"Religion, Politik und Gewalt" - Vortrag Europäischer Theologenkongress 2005, Berlin

Gesine Schwan

I. Erste Assoziationen

Religion, Politik und Gewalt – ein umfassenderes Tagungsthema lässt sich kaum denken! Das hat etwas Einschüchterndes und etwas Befreiendes. Einerseits ist es ganz unmöglich, diesen weitgespannten Horizont in einführenden Überlegungen auch nur annähernd abzuschreiten. Deshalb möchte man’s eigentlich lieber gleich lassen. Andererseits befreit diese Unmöglichkeit von vornherein zur Perspektivität, dazu, nur einige Gesichtspunkte zu beleuchten, auf einige mögliche Zusammenhänge hinzuweisen, ohne erschöpfenden, ohnehin unerfüllbaren Rechtfertigungszwang. So will ich denn auch heute verfahren und bitte dafür um großzügige methodologische Nachsicht.

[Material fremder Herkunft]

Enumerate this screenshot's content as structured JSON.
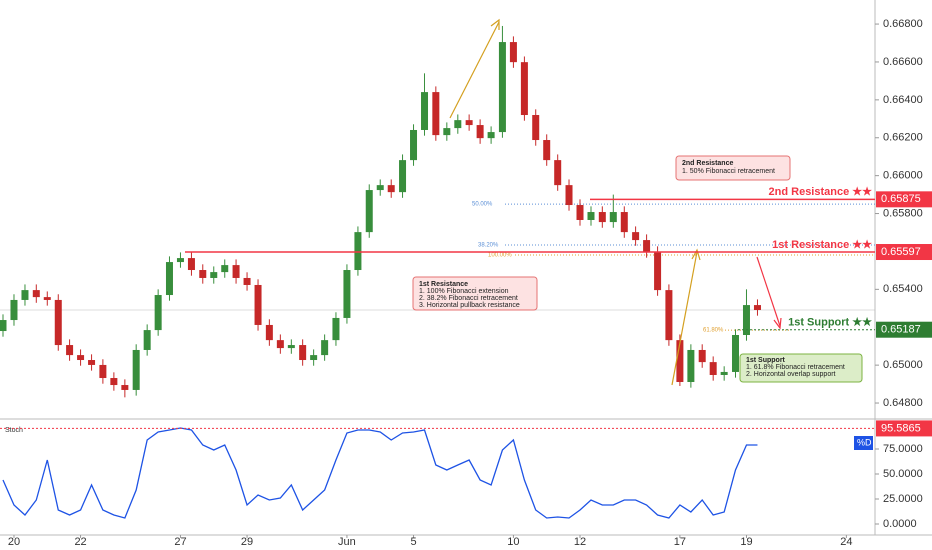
{
  "chart_data": [
    {
      "type": "candlestick",
      "x": [
        -0.33,
        0,
        0.33,
        0.67,
        1,
        1.33,
        1.67,
        2,
        2.33,
        2.67,
        3,
        3.33,
        3.67,
        4,
        4.33,
        4.67,
        5,
        5.33,
        5.67,
        6,
        6.33,
        6.67,
        7,
        7.33,
        7.67,
        8,
        8.33,
        8.67,
        9,
        9.33,
        9.67,
        10,
        10.33,
        10.67,
        11,
        11.33,
        11.67,
        12,
        12.33,
        12.67,
        13,
        13.33,
        13.67,
        14,
        14.33,
        14.67,
        15,
        15.33,
        15.67,
        16,
        16.33,
        16.67,
        17,
        17.33,
        17.67,
        18,
        18.33,
        18.67,
        19,
        19.33,
        19.67,
        20,
        20.33,
        20.67,
        21,
        21.33,
        21.67,
        22,
        22.33
      ],
      "open": [
        0.6518,
        0.65238,
        0.65344,
        0.65396,
        0.65359,
        0.65344,
        0.65106,
        0.65053,
        0.65027,
        0.65001,
        0.64932,
        0.64895,
        0.64869,
        0.6508,
        0.65185,
        0.6537,
        0.65544,
        0.65565,
        0.65502,
        0.6546,
        0.65491,
        0.65528,
        0.6546,
        0.65423,
        0.65212,
        0.65132,
        0.6509,
        0.65106,
        0.65027,
        0.65053,
        0.65132,
        0.65249,
        0.65502,
        0.65702,
        0.65924,
        0.6595,
        0.65913,
        0.66082,
        0.66241,
        0.66441,
        0.66214,
        0.66251,
        0.66293,
        0.66267,
        0.66198,
        0.6623,
        0.66705,
        0.66599,
        0.6632,
        0.66188,
        0.66082,
        0.6595,
        0.65845,
        0.65766,
        0.65808,
        0.65755,
        0.65808,
        0.65702,
        0.6566,
        0.65597,
        0.65396,
        0.65132,
        0.64911,
        0.6508,
        0.65016,
        0.64948,
        0.64964,
        0.65159,
        0.65317
      ],
      "high": [
        0.65268,
        0.65374,
        0.65426,
        0.65426,
        0.65389,
        0.65374,
        0.65136,
        0.65083,
        0.65057,
        0.65031,
        0.64962,
        0.64925,
        0.6511,
        0.65215,
        0.654,
        0.65574,
        0.65595,
        0.65595,
        0.65532,
        0.65521,
        0.65558,
        0.65558,
        0.6549,
        0.65453,
        0.65242,
        0.65162,
        0.65136,
        0.65136,
        0.65083,
        0.65162,
        0.65279,
        0.65532,
        0.65732,
        0.65954,
        0.6598,
        0.6598,
        0.66112,
        0.66271,
        0.6654,
        0.66471,
        0.66281,
        0.66323,
        0.66323,
        0.66297,
        0.6626,
        0.6679,
        0.66735,
        0.66629,
        0.6635,
        0.66218,
        0.66112,
        0.6598,
        0.65875,
        0.65838,
        0.65838,
        0.659,
        0.65838,
        0.65732,
        0.6569,
        0.65627,
        0.65426,
        0.65162,
        0.6511,
        0.6511,
        0.65046,
        0.64994,
        0.65189,
        0.654,
        0.65347
      ],
      "low": [
        0.6515,
        0.65208,
        0.65314,
        0.65329,
        0.65314,
        0.65076,
        0.65023,
        0.64997,
        0.64971,
        0.64902,
        0.64865,
        0.6483,
        0.64839,
        0.6505,
        0.65155,
        0.6534,
        0.65514,
        0.65472,
        0.6543,
        0.6543,
        0.65461,
        0.6543,
        0.65393,
        0.65182,
        0.65102,
        0.6506,
        0.6506,
        0.64997,
        0.64997,
        0.65023,
        0.65102,
        0.65219,
        0.65472,
        0.65672,
        0.65894,
        0.65883,
        0.65883,
        0.66052,
        0.66211,
        0.66184,
        0.66184,
        0.66221,
        0.66237,
        0.66168,
        0.66168,
        0.662,
        0.66569,
        0.6629,
        0.66158,
        0.66052,
        0.6592,
        0.65815,
        0.65736,
        0.65736,
        0.65725,
        0.65725,
        0.65672,
        0.6563,
        0.65567,
        0.65366,
        0.65102,
        0.6489,
        0.64881,
        0.64986,
        0.64918,
        0.64918,
        0.64934,
        0.65129,
        0.65261
      ],
      "close": [
        0.65238,
        0.65344,
        0.65396,
        0.65359,
        0.65344,
        0.65106,
        0.65053,
        0.65027,
        0.65001,
        0.64932,
        0.64895,
        0.64869,
        0.6508,
        0.65185,
        0.6537,
        0.65544,
        0.65565,
        0.65502,
        0.6546,
        0.65491,
        0.65528,
        0.6546,
        0.65423,
        0.65212,
        0.65132,
        0.6509,
        0.65106,
        0.65027,
        0.65053,
        0.65132,
        0.65249,
        0.65502,
        0.65702,
        0.65924,
        0.6595,
        0.65913,
        0.66082,
        0.66241,
        0.66441,
        0.66214,
        0.66251,
        0.66293,
        0.66267,
        0.66198,
        0.6623,
        0.66705,
        0.66599,
        0.6632,
        0.66188,
        0.66082,
        0.6595,
        0.65845,
        0.65766,
        0.65808,
        0.65755,
        0.65808,
        0.65702,
        0.6566,
        0.65597,
        0.65396,
        0.65132,
        0.64911,
        0.6508,
        0.65016,
        0.64948,
        0.64964,
        0.65159,
        0.65317,
        0.65291
      ],
      "up_color": "#388e3c",
      "down_color": "#c62828",
      "xlim": [
        -0.42,
        25.86
      ],
      "ylim": [
        0.64721,
        0.66927
      ],
      "xticks": [
        {
          "value": 0,
          "label": "20"
        },
        {
          "value": 2,
          "label": "22"
        },
        {
          "value": 5,
          "label": "27"
        },
        {
          "value": 7,
          "label": "29"
        },
        {
          "value": 10,
          "label": "Jun"
        },
        {
          "value": 12,
          "label": "5"
        },
        {
          "value": 15,
          "label": "10"
        },
        {
          "value": 17,
          "label": "12"
        },
        {
          "value": 20,
          "label": "17"
        },
        {
          "value": 22,
          "label": "19"
        },
        {
          "value": 25,
          "label": "24"
        }
      ],
      "yticks": [
        {
          "value": 0.648,
          "label": "0.64800"
        },
        {
          "value": 0.65,
          "label": "0.65000"
        },
        {
          "value": 0.654,
          "label": "0.65400"
        },
        {
          "value": 0.658,
          "label": "0.65800"
        },
        {
          "value": 0.66,
          "label": "0.66000"
        },
        {
          "value": 0.662,
          "label": "0.66200"
        },
        {
          "value": 0.664,
          "label": "0.66400"
        },
        {
          "value": 0.666,
          "label": "0.66600"
        },
        {
          "value": 0.668,
          "label": "0.66800"
        }
      ],
      "grid": false,
      "levels": [
        {
          "name": "2nd Resistance ★★",
          "value": 0.65875,
          "color": "#f23645"
        },
        {
          "name": "1st Resistance ★★",
          "value": 0.65597,
          "color": "#f23645"
        },
        {
          "name": "1st Support ★★",
          "value": 0.65187,
          "color": "#2e7d32"
        }
      ],
      "fib_levels": [
        {
          "label": "50.00%",
          "value": 0.6585,
          "color": "#5b8fd6"
        },
        {
          "label": "38.20%",
          "value": 0.65634,
          "color": "#5b8fd6"
        },
        {
          "label": "100.00%",
          "value": 0.65581,
          "color": "#e0a030"
        },
        {
          "label": "61.80%",
          "value": 0.65185,
          "color": "#e0a030"
        }
      ],
      "annotations": [
        {
          "lines": [
            "2nd Resistance",
            "1. 50% Fibonacci retracement"
          ]
        },
        {
          "lines": [
            "1st Resistance",
            "1. 100% Fibonacci extension",
            "2. 38.2% Fibonacci retracement",
            "3. Horizontal pullback resistance"
          ]
        },
        {
          "lines": [
            "1st Support",
            "1. 61.8% Fibonacci retracement",
            "2. Horizontal overlap support"
          ]
        }
      ]
    },
    {
      "type": "line",
      "title": "Stoch",
      "series": [
        {
          "name": "%D",
          "color": "#1e53e5",
          "values": [
            44,
            19,
            9,
            24,
            64,
            14,
            9,
            14,
            39,
            14,
            9,
            6,
            34,
            84,
            92,
            94,
            96,
            94,
            79,
            74,
            79,
            54,
            19,
            29,
            24,
            26,
            39,
            14,
            24,
            34,
            64,
            91,
            94,
            94,
            92,
            84,
            91,
            92,
            94,
            59,
            54,
            59,
            64,
            44,
            39,
            74,
            84,
            44,
            14,
            6,
            7,
            6,
            14,
            24,
            19,
            19,
            24,
            24,
            19,
            9,
            6,
            19,
            12,
            24,
            9,
            12,
            54,
            79,
            79
          ]
        }
      ],
      "level": 95.5865,
      "level_color": "#f23645",
      "ylim": [
        -11,
        104
      ],
      "yticks": [
        {
          "value": 0,
          "label": "0.0000"
        },
        {
          "value": 25,
          "label": "25.0000"
        },
        {
          "value": 50,
          "label": "50.0000"
        },
        {
          "value": 75,
          "label": "75.0000"
        }
      ]
    }
  ]
}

Als gelernte Philosophin neige ich dazu, mit Definitionen beginnen, damit wir uns darüber verständigen können, wovon überhaupt die Rede ist. Aber auch das würde hier ins Uferlose führen. Deshalb versuche ich es statt eines historischen, etymologischen oder systematischen Zugangs über Assoziationen und Intuitionen, die zwar ungeordnet sind, aber dafür vielleicht mehr einfangen können.

Zunächst: Man könnte bei der Reihenfolge der drei Begriffe an eine „absteigende“ Linie denken: vom eher Positiven, der Religion, über das Ambivalente, die Politik, bis zum schließlich ganz Negativen, der Gewalt. Zumal im Kontext eines Theologenkongresses löst „Religion“ ja durchaus positive Gefühle, moralische Assoziationen,  Erinnerungen an befreiende existenzielle Erfahrungen aus. Zugleich aber, und dies ist sicher einer der Gründe, warum Sie Ihr Thema gewählt haben, denkt man an dunkle Fundamentalismen, hierarchische Unterdrückungen, aufklärungsfeindliche und Gewalt fördernde Bevormundungen oder an Bigotterie. Neuerdings begegnet man der Religion in der Öffentlichkeit allerdings in Europa mit unerwarteter Neugier, z. T. sogar mit Respekt, wobei man sich des Eindrucks nicht ganz erwehren kann, dass wir in letzter Zeit Zeugen medialer „Schau(Bindestrich)Prozesse“ wurden ohne anhaltende tiefer gehende Wirkung; und dass der Respekt aus der Erwartung herrührt, Religionen könnten oder würden  bereits jetzt über die Medien neue innerweltliche Macht entfalten, weswegen wir sie nicht vernachlässigen dürften. Das spirituelle Zentrum von Religion, die nicht instrumentelle und nicht zu instrumentalisierende Beziehung zwischen Mensch und Gott, zwischen dem Menschen und dem Heiligen, treffen solche Überlegungen gerade nicht.  Ziemlich ambivalente Assoziationen also bereits in Verbindung mit dem Wort Religion.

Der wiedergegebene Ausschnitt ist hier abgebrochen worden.